In February 2016, Nikolai Paloni ’14 was sitting restlessly in his office at Amazon in Seattle, Wash., where he worked as a buyer, when he had an idea—a place for professionals to go and develop themselves both professionally and personally.
That idea turned into a business called Reboot Workation, offering a cross between work and vacation to ignite company productivity, inspire corporate teams, and reenergize the soul of each staff member. The operation enables company executives and employees to gather in a furnished lodge, located one and a half hours north of Seattle on Whidbey Island, equipped with workstations, conference rooms, and a calendar of activities ranging from kayaking to morning yoga.
“We had a vision of creating a WeWork meets Airbnb meets summer camp experience—where people can come work and live at the same time,” says Jensen Brehm ’14, Paloni’s business partner who majored in environmental business at the University of Redlands, where they met. “At first we focused on creating an experience for ‘digital nomads’ and freelancers, but as the idea developed we realized that our experience was an even better fit for business clients with teams of eight to 25 people,” Paloni recalls.
Both avid outdoorsmen, from the beginning Paloni and Brehm wanted to replace the monotonous concrete and glass corporate office environment with space that was alive with greenery and natural elements. “Our mission was to bring people away from the concrete and into naturally beautiful settings that would invigorate their senses,” Brehm says. “We began talking with researchers about the effects of nature on the brain and the scientific data that proves productivity and creativity levels are raised when a person is in a natural environment.”
Originally, however, the pair aimed to base the project in Nicaragua. On a three-week trip to the area, Paloni and Brehm observed devastating levels of deforestation that were occurring in order for people to build new structures in the country. Seeing this, they added a dimension to their business plan—committing to planting 10 trees in Madagascar and Ethiopia for every customer of Reboot Workation.
While their Nicaragua trip added a key sustainability element to the business’s mission, the experience also helped the pair realize their time and resources could be more successfully invested in the United States. After scouting properties on the Washington coast, Paloni and Brehm found a beachfront home near Deception Pass State Park, one of the state’s most popular locations for camping and hiking.
Reboot Workation launched in May 2017 with immediate success. “Microsoft was actually our first client,” Paloni says.

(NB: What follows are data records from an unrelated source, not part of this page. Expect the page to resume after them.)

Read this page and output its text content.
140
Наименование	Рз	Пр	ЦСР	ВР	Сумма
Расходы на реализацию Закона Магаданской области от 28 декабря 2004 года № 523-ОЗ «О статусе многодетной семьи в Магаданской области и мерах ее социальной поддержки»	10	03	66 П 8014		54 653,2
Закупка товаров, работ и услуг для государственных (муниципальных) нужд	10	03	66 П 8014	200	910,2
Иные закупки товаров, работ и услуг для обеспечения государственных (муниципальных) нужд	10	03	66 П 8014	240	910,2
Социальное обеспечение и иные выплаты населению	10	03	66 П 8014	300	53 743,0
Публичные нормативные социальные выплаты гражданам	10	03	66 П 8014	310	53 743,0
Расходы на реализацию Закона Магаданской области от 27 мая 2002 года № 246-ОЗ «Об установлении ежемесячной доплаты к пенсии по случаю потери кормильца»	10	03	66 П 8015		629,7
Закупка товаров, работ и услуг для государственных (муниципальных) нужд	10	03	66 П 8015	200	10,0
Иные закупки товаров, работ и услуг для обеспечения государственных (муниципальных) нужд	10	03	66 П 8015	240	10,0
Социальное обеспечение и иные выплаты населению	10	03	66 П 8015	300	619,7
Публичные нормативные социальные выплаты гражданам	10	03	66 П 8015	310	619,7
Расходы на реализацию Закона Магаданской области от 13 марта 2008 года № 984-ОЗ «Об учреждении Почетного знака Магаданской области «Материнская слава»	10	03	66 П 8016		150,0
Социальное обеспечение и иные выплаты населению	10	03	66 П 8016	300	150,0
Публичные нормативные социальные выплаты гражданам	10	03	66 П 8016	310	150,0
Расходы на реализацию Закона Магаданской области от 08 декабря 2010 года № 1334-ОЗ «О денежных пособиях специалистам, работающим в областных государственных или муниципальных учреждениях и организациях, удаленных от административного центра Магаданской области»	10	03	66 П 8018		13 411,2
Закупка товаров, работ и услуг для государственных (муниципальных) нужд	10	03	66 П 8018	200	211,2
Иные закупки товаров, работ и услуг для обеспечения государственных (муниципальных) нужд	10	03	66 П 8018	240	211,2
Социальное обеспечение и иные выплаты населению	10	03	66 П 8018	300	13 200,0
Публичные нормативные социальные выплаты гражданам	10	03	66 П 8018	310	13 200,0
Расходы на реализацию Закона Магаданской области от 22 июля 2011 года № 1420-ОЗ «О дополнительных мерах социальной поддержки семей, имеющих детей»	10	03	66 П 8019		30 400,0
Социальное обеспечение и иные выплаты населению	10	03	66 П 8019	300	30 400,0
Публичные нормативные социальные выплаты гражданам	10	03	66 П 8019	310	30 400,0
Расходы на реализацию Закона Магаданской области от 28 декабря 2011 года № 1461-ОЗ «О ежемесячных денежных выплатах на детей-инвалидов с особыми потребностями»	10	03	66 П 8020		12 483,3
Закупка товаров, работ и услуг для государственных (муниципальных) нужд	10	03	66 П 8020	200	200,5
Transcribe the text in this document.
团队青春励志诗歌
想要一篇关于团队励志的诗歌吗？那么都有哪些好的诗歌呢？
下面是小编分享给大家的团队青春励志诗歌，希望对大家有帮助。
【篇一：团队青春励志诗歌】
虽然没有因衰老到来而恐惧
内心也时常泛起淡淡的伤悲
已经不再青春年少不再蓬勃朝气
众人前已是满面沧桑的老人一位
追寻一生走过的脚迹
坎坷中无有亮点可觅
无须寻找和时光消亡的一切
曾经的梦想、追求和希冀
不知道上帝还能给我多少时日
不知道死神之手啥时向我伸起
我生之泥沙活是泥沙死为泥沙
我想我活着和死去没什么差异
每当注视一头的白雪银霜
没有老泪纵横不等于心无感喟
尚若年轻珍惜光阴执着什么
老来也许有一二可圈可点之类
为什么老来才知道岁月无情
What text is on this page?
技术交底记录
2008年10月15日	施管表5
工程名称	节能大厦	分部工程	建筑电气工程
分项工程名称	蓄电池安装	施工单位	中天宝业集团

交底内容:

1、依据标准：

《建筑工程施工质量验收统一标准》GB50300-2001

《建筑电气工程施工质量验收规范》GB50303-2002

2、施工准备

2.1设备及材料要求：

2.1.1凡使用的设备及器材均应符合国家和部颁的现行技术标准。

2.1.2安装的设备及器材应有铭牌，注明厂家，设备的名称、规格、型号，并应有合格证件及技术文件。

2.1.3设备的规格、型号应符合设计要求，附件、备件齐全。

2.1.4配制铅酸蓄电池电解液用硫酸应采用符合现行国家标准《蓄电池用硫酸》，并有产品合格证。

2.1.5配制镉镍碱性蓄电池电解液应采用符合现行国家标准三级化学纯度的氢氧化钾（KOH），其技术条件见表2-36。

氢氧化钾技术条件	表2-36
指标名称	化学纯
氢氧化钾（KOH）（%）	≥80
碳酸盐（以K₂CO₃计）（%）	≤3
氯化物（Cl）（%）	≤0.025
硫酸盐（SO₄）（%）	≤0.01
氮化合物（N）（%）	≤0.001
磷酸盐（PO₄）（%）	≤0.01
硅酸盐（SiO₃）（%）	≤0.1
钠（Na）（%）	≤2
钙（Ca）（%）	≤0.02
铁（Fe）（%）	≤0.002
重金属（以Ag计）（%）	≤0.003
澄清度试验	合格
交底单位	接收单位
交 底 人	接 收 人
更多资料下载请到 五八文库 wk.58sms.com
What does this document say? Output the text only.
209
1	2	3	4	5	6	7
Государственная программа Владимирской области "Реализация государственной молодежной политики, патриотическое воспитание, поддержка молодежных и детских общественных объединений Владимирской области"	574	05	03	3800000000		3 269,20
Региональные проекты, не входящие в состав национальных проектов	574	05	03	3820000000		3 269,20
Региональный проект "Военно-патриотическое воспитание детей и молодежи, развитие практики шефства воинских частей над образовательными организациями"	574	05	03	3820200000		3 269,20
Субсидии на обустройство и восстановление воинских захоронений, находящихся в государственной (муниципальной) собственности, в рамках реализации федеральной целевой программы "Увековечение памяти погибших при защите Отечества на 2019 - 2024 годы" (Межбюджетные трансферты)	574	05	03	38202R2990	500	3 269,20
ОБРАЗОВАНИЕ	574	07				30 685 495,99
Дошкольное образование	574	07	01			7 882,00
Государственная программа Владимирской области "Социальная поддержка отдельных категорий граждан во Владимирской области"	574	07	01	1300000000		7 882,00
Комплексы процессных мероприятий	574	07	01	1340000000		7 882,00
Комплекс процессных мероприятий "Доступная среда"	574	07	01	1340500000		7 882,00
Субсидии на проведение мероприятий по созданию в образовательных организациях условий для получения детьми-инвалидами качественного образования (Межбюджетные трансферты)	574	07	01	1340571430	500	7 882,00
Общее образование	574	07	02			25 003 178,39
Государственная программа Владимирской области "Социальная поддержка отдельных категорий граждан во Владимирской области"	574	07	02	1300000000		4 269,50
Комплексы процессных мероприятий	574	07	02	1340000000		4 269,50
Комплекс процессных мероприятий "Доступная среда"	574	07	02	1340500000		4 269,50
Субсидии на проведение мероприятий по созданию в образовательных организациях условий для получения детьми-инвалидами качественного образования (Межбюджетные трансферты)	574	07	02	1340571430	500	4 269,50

Brehm recalls the operation going smoothly, despite the pair’s combined nerves: “They said they’d never had such a productive offsite experience.”
Looking back, Paloni and Brehm acknowledge the many ways in which their Redlands education influenced their business. “The liberal arts experience really allowed me to customize my learning,” says Paloni, who enrolled in nature studies and urban gardening electives to broaden his global business studies. “Professor Jack Osborn was really supportive of the idea for Reboot Workation—I appreciated his mentorship even three years after I had graduated.”
Brehm echoes the sentiment: “Because the environmental sector is so broad, I was able to channel my passions in the environmental business program and personalize my experience.”
Looking forward, Paloni and Brehm hope to expand Reboot Workation into different states to broaden their client base, with a dream of establishing a branch abroad. “Stress and anxiety is an issue in all work cultures,” says Paloni. “Venturing into nature is something everyone can benefit from.”